Lat Pla Khao Road begins in Lat Phrao District as a continuation of Lat Phrao Wang Hin Road at Wang Hin Intersection, where it meets Sena Nikhom 1 Road. From there, it runs northward with a slight curve to the east, entering the Chorakhe Bua area and intersecting with Prasoet Manukit Road. It then heads northeast, bending again in front of Wat Lat Pla Khao temple, before entering Bang Khen District by crossing Khlong Sam Kha canal. The road continues straight until it ends at Lat Pla Khao Junction, where it meets Ram Inthra Road.

The road was originally called "Rap Pla Khao" (ราบปลาเค้า), but the name gradually evolved into "Lat Pla Khao" as it is today.

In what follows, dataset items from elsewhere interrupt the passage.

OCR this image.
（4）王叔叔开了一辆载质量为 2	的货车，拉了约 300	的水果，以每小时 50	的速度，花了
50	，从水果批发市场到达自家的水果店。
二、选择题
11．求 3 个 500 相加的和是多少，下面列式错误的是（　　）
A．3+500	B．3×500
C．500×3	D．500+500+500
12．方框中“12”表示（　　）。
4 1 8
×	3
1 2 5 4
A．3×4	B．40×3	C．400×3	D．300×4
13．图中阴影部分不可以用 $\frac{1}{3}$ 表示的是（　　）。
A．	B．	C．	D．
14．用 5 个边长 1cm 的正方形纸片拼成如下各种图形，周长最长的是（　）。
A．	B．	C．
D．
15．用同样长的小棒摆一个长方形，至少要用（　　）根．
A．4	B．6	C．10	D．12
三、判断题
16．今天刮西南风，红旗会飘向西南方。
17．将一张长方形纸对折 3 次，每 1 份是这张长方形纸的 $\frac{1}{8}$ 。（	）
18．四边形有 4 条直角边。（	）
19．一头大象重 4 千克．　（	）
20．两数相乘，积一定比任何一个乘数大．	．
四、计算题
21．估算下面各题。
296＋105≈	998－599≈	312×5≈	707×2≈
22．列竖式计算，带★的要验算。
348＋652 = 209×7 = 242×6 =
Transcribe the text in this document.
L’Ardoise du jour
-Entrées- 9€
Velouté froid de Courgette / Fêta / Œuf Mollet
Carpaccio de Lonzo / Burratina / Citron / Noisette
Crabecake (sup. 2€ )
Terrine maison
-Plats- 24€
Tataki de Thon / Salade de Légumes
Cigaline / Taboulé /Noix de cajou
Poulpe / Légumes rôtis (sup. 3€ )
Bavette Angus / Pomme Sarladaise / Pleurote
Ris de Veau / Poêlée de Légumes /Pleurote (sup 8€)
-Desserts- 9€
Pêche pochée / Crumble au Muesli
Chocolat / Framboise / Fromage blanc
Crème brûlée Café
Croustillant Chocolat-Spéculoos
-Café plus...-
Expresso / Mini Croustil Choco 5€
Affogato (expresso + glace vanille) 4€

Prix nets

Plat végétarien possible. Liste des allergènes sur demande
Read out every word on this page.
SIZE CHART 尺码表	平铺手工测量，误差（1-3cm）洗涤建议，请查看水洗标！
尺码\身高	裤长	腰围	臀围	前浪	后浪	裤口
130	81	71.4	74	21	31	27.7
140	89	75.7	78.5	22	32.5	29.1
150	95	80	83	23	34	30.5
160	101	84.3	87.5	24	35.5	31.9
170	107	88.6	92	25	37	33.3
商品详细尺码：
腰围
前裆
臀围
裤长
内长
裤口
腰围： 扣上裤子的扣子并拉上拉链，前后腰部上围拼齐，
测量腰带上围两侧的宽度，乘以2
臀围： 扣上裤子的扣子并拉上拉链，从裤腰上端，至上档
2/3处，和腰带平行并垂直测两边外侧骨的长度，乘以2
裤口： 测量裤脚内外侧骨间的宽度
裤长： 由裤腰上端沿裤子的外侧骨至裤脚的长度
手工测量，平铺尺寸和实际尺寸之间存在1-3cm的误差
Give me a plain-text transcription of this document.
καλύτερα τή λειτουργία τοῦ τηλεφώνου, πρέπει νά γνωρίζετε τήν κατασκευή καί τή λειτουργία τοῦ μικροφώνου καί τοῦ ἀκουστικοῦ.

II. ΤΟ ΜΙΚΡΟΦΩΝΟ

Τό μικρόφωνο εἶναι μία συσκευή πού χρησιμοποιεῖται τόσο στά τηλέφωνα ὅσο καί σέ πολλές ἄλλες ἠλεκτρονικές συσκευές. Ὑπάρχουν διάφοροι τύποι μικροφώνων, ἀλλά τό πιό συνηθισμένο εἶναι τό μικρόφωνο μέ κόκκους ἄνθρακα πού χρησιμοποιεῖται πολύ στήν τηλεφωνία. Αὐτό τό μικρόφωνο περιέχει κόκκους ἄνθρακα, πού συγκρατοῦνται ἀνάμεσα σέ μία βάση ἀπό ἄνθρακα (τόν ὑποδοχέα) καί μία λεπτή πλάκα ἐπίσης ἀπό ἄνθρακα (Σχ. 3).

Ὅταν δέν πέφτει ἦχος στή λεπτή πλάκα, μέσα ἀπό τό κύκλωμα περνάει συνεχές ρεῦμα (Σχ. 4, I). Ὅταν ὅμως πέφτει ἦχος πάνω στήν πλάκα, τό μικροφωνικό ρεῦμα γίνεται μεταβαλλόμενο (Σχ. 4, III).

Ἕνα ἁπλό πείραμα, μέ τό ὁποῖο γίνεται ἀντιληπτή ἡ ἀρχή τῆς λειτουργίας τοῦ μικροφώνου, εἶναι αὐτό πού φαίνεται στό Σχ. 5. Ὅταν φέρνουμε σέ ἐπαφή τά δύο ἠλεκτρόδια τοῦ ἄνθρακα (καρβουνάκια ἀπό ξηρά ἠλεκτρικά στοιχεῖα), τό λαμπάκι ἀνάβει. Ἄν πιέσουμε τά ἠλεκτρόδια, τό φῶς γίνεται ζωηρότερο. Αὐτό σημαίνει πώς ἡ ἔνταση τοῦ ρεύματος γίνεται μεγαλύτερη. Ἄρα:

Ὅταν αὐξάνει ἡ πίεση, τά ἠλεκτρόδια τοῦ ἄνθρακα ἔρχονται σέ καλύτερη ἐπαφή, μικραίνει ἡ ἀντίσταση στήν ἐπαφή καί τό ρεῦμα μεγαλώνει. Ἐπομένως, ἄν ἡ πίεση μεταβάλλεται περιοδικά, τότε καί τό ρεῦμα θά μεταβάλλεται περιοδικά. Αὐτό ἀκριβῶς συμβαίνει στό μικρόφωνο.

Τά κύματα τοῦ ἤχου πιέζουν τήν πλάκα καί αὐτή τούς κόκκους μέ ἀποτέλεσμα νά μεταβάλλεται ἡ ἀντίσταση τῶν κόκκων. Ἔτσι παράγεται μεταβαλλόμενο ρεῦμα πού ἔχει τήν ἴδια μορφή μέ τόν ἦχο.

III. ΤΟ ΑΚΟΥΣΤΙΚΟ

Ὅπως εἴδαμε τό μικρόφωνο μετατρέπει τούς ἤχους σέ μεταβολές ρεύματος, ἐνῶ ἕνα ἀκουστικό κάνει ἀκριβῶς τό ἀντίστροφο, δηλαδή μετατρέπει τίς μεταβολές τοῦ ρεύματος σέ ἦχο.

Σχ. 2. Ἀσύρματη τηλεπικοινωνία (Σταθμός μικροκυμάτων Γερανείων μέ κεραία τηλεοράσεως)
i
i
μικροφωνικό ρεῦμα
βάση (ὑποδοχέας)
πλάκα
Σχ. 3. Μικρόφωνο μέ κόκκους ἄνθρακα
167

The name refers to the abundance of wallago sheatfish (pla khao in Thai) that once thrived in the area. The road is also commonly known as "Soi Lat Pla Khao" (ซอยลาดปลาเค้า).

An important figure who resides in the Lat Pla Khao neighbourhood is Sudarat Keyuraphan, a prominent female politician and former Minister of Public Health.

Today, the road and neighbourhood are served by Lat Pla Khao Station (PK18) on the MRT Pink Line, which runs above Ram Inthra Road.